Good, so at least we know that Dionne won’t be relying on facts or logic to make a nuanced argument about a highly contentious and long-running debate upon which the world’s most intelligent legal scholars remain divided. Dionne reminds us:
If affirmative action is gutted and substituted with “neutral-based admissions,” institutions will have the option to deny students access to the educational American Dream based on their ethnic background. Abigail, if the Supreme Court issues a verdict in your favor, you will be responsible for pushing this nation backward, into an era when blacks were met with venom at the steps of Ole Miss.
Chill the fuck out drama queen. This woman does her case no favors by comparing Ole Miss ’62 which held to a policy of not allowing blacks of any merit into the school compared the anti-affirmative action proposal that anyone of any race be allowed into a school as long as they deserve it. Ole Miss 1962 was not race blind, and neither is the current posture of UT 2012 though the lack of blindness in the former era has taken on the opposite texture in the modern era.
Dionne then goes critical race theory on us:
I’ve seen this time and time again. It is owed to the prevalence of white privilege, which leads to unwarranted entitlement. You do know what white privilege is, right?
It is a singular component of critical race theory that implies that whites view their social, economic, and cultural experiences as normative and universal rather than exclusive. White privilege was first addressed in W.E.B. DuBois’ 1935 classic, Black Reconstruction. You should indulge in it sometime.

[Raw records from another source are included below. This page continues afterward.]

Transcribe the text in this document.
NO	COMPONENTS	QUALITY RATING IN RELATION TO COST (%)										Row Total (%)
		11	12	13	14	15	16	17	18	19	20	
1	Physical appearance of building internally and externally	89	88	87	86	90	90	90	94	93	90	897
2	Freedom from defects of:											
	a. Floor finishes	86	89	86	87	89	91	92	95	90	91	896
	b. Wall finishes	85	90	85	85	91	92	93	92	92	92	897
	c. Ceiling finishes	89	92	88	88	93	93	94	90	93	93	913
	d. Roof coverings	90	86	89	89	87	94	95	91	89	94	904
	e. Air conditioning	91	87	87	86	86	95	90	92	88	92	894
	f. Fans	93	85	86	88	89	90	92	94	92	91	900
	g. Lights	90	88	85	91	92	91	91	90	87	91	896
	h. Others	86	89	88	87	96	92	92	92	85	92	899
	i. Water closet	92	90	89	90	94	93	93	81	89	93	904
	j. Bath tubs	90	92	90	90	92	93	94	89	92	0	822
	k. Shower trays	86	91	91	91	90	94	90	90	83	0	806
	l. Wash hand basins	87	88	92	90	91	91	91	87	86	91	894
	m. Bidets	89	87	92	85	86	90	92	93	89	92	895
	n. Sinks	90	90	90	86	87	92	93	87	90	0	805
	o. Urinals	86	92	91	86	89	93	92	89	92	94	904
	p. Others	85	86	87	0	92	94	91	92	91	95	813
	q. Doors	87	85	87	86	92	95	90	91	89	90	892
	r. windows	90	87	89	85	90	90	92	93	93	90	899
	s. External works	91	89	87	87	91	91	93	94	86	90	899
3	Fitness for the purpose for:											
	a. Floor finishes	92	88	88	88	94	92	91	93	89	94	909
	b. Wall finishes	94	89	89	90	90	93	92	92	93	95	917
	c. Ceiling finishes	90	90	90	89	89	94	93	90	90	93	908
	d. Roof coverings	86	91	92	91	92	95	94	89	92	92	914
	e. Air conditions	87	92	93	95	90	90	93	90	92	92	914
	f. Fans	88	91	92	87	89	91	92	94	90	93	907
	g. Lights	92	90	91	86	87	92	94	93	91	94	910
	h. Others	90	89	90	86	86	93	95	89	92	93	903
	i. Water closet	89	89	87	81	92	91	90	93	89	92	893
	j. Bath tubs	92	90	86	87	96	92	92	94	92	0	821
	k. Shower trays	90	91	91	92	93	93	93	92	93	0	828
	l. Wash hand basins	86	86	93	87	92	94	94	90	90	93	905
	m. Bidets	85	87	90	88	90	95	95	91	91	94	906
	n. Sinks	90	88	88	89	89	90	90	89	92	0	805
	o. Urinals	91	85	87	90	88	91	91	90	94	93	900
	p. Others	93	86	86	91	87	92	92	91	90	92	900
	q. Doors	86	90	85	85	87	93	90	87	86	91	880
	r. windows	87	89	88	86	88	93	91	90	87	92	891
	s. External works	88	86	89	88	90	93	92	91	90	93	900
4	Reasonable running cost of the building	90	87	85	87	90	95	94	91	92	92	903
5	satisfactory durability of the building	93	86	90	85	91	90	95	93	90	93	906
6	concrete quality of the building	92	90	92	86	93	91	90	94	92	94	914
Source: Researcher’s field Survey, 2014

Though she probably doesn’t know it, Dionne is presenting an argument made by many others who believe that Fisher does not have standing in this case because she could not possibly have suffered harm given the fact that she wouldn’t have been admitted to the university given her academic and extracurricular resume.
Vikram Amar laid it out best. In the case Associated General Contractors v. Jacksonville, Amar notes:
[A petitioner] can allege a valid injury based merely on the prospect of not being treated fairly by a process in which race is illegally considered.
Amar points out that another case, Lesage, complicates matters. If Fisher only seeks to redress what she considers a past wrong of her not being admitted, this may preclude her standing. This is all a very nuanced legal question which is why it is not cut and dry. Dionne spouts off as if she even gives thought to the fact that perhaps Fisher does have standing under a previous legal interpretation.
It should be mentioned that one plaintiff who was originally attached to the case has withdrawn over the past year. Rachel Michalewicz fell just outside of the 10% Rule, and scored a 1290 on her SAT, higher than the average for UT students. She also participated in marching band. Fisher scored an 1180. So let’s go over some numbers.
In Table 13 of the plaintiff’s reply to the case, it is shown that over 21% of black first-year students, 4.2% of Hispanic first-year students, 0.3% of white students, and 0% of Asian students believed that their race was the reason they were accepted to UT.
Looking at table 6, the score distribution from 2002-2003 (UT has not produced score data by race), white students who were not in the top 10% of their class had a 1236 average on the SAT. Black students had an average of 1079. Fisher would have fallen in the 70th percentile of non-10% students in the black cohort; Michalewicz would have been in the 90th percentile. (Asians scored an average of 1242; Hispanics scored 1155).
So if Dionne is correct that Fisher did not merit a spot at UT, she’d have to also accept that most of the black and Hispanic students who are admitted to the school (who fall outside of the 10% program) do not deserve it either.